Impacts of artisanal gold and diamond mining on livelihoods and the environment in the Sangha Tri-National Park landscape
Title | Impacts of artisanal gold and diamond mining on livelihoods and the environment in the Sangha Tri-National Park landscape PDF eBook |
Author | Tieguhong Julius Chupezi |
Publisher | CIFOR |
Pages | 98 |
Release | 2009 |
Genre | |
ISBN | 6028693146 |
Natural Resource Sovereignty and the Right to Development in Africa
Title | Natural Resource Sovereignty and the Right to Development in Africa PDF eBook |
Author | Carol Chi Ngang |
Publisher | Routledge |
Pages | 247 |
Release | 2021-08-25 |
Genre | Nature |
ISBN | 100043379X |
This book explores the nexus between natural resources ownership and the right to development in Africa. The right to sovereignty over natural resources and the right to development are recognised and protected in an extensive framework of international, regional and domestic instruments. They guarantee people's entitlement to fully and freely utilise their natural resources as a means of subsistence and for economic, social and cultural development. Yet, despite the abundance of natural resources in Africa a majority of the people on the continent remain largely impoverished. This book articulates the central argument that to achieve the right to development in Africa requires appropriate governance of the continent’s natural resources to which the people of Africa are guaranteed sovereign ownership. With case study illustrations from Zimbabwe, Ghana, Ethiopia and the Democratic Republic of Congo, chapters explore the normative measures, specific guarantees and community entitlements to natural resources for the realisation of the right to development.

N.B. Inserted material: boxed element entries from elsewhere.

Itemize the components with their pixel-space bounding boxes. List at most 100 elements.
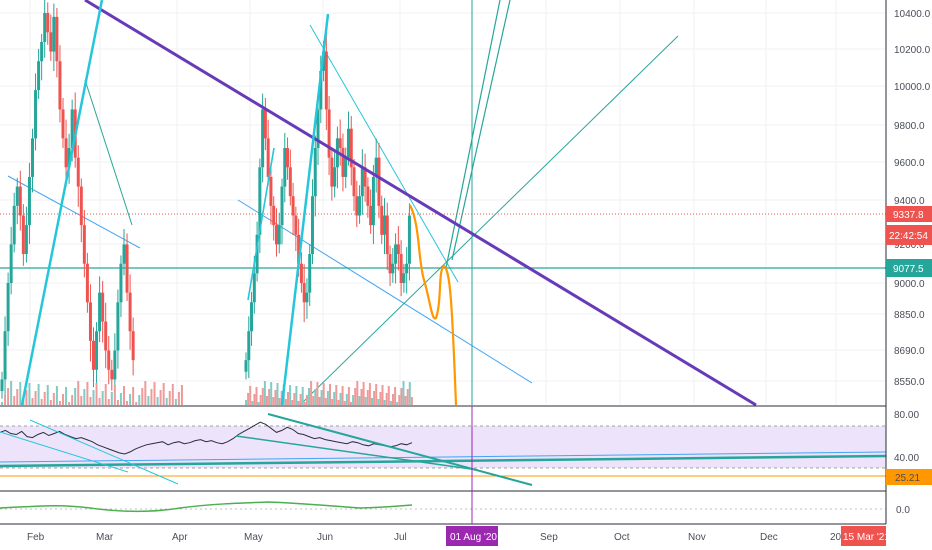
volume-bar xyxy=(132,387,135,405)
volume-bar xyxy=(379,392,382,405)
volume-bar xyxy=(165,398,168,405)
volume-bar xyxy=(358,396,361,405)
candles-cluster-2 xyxy=(244,33,411,380)
candle xyxy=(385,202,389,271)
time-tick: May xyxy=(244,532,263,543)
candle xyxy=(82,209,86,278)
volume-bar xyxy=(383,400,386,405)
volume-bar xyxy=(385,393,388,405)
volume-bar xyxy=(129,394,132,405)
volume-bar xyxy=(364,397,367,405)
candle xyxy=(92,327,95,388)
volume-bar xyxy=(268,389,271,405)
candle xyxy=(383,198,386,255)
rsi-panel xyxy=(0,413,887,486)
volume-bar xyxy=(92,390,95,405)
volume-bar xyxy=(371,398,373,405)
volume-bar xyxy=(400,388,403,405)
volume-bar xyxy=(34,391,37,405)
volume-bar xyxy=(16,389,19,405)
time-axis[interactable]: Feb Mar Apr May Jun Jul Sep Oct Nov Dec … xyxy=(0,525,890,550)
volume-bar xyxy=(126,401,129,405)
volume-bar xyxy=(266,396,268,405)
time-tick: Mar xyxy=(96,532,114,543)
candle xyxy=(280,178,284,245)
candle xyxy=(98,276,102,343)
volume-bar xyxy=(249,386,252,405)
volume-bar xyxy=(31,398,34,405)
candles-cluster-1 xyxy=(0,0,135,399)
candle xyxy=(405,247,409,294)
last-price-label: 9337.8 xyxy=(893,210,924,221)
fan-line-3 xyxy=(445,0,501,269)
time-tick: Jul xyxy=(394,532,407,543)
candle xyxy=(244,352,248,380)
volume-bar xyxy=(326,391,329,405)
candle xyxy=(6,272,10,346)
volume-bar xyxy=(259,395,262,405)
candle xyxy=(55,7,59,78)
candle xyxy=(363,153,367,202)
candle xyxy=(46,2,50,45)
volume-bar xyxy=(339,393,342,405)
volume-bar xyxy=(77,381,80,405)
candle xyxy=(27,162,31,244)
cursor-date-tag xyxy=(446,526,498,546)
candle xyxy=(380,195,384,244)
volume-bar xyxy=(276,383,279,405)
time-tick: Jun xyxy=(317,532,333,543)
rsi-tick: 40.00 xyxy=(894,453,919,464)
candle xyxy=(316,101,320,165)
price-tick: 9800.0 xyxy=(894,121,925,132)
volume-bar xyxy=(375,384,378,405)
rsi-trend-3 xyxy=(267,413,533,486)
candle xyxy=(277,212,281,254)
volume-bar xyxy=(150,389,153,405)
candle xyxy=(338,119,342,166)
volume-bar xyxy=(352,395,355,405)
volume-bar xyxy=(377,399,380,405)
volume-bar xyxy=(337,400,340,405)
level-price-label: 9077.5 xyxy=(893,264,924,275)
volume-bar xyxy=(253,394,256,405)
trendline-steep-mid xyxy=(280,13,330,406)
trendline-steep-left xyxy=(20,0,104,406)
volume-bar xyxy=(123,386,125,405)
volume-bar xyxy=(180,385,183,405)
volume-bar xyxy=(10,381,13,405)
candle xyxy=(335,126,339,189)
volume-bar xyxy=(7,388,10,405)
channel-line-middle xyxy=(237,199,533,384)
volume-bar xyxy=(58,401,61,405)
volume-bar xyxy=(28,383,31,405)
price-axis[interactable]: 10400.0 10200.0 10000.0 9800.0 9600.0 94… xyxy=(885,0,932,524)
volume-bar xyxy=(263,381,266,405)
candle xyxy=(79,178,83,243)
volume-bar xyxy=(135,402,138,405)
candle xyxy=(61,97,65,148)
candle xyxy=(43,0,47,58)
candle xyxy=(391,248,395,283)
candle xyxy=(396,226,400,271)
volume-bar xyxy=(394,387,397,405)
candle xyxy=(341,133,345,192)
volume-bar xyxy=(119,393,122,405)
price-tick: 8850.0 xyxy=(894,310,925,321)
countdown-label: 22:42:54 xyxy=(889,231,928,242)
volume-bar xyxy=(345,394,348,405)
volume-bar xyxy=(274,390,277,405)
candle xyxy=(330,148,334,201)
volume-bar xyxy=(13,396,16,405)
volume-bar xyxy=(107,399,110,405)
candle xyxy=(113,333,117,388)
osc-panel xyxy=(0,501,886,513)
candle xyxy=(324,33,328,131)
volume-bar xyxy=(245,400,247,405)
volume-bar xyxy=(116,400,119,405)
time-tick: Oct xyxy=(614,532,630,543)
volume-bar xyxy=(354,388,357,405)
price-tick: 9400.0 xyxy=(894,196,925,207)
candle xyxy=(394,233,398,284)
candle xyxy=(37,48,41,100)
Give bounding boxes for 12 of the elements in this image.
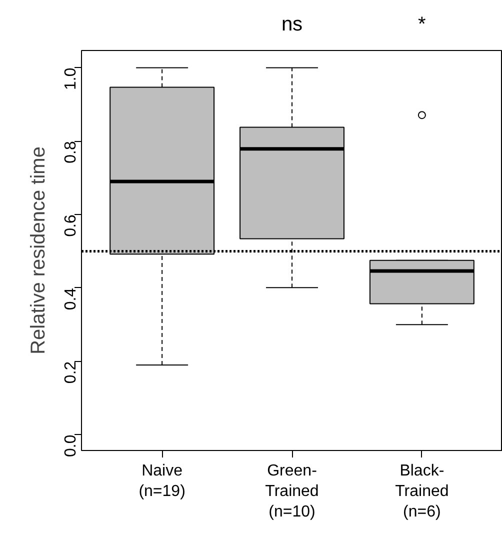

The book will be an invaluable guide to scholars and postgraduate students of Natural Resources, Development and African studies as well as policymakers and practitioners in these areas.
Mining in Africa
Title | Mining in Africa PDF eBook |
Author | Punam Chuhan-Pole |
Publisher | World Bank Publications |
Pages | 245 |
Release | 2017-02-14 |
Genre | Business & Economics |
ISBN | 1464808201 |
This study focuses on the local and regional impact of large-scale gold mining in Africa in the context of a mineral boom in the region since 2000. It contributes to filling a gap in the literature on the welfare effects of mineral resources, which, until now, has concentrated more on the national or macroeconomic impacts. Economists have long been intrigued by the paradox that a rich endowment of natural resources may retard economic performance, particularly in the case of mineral-exporting developing countries. Studies of this phenomenon, known as the “resource curse,†? examine the economy-wide consequences of mineral exports.1 Africa’s resource boom has lifted growth, but has been less successful in improving people’s welfare. Yet much of the focus in academic and policy circles has been on appropriate management of the macro-fiscal and governance risks that have historically undermined development outcomes. This study focuses instead on the fortune of local communities where resources are located. It aims to better inform public policy and corporate behavior on the welfare of communities in Africa in which the extraction of resources takes place.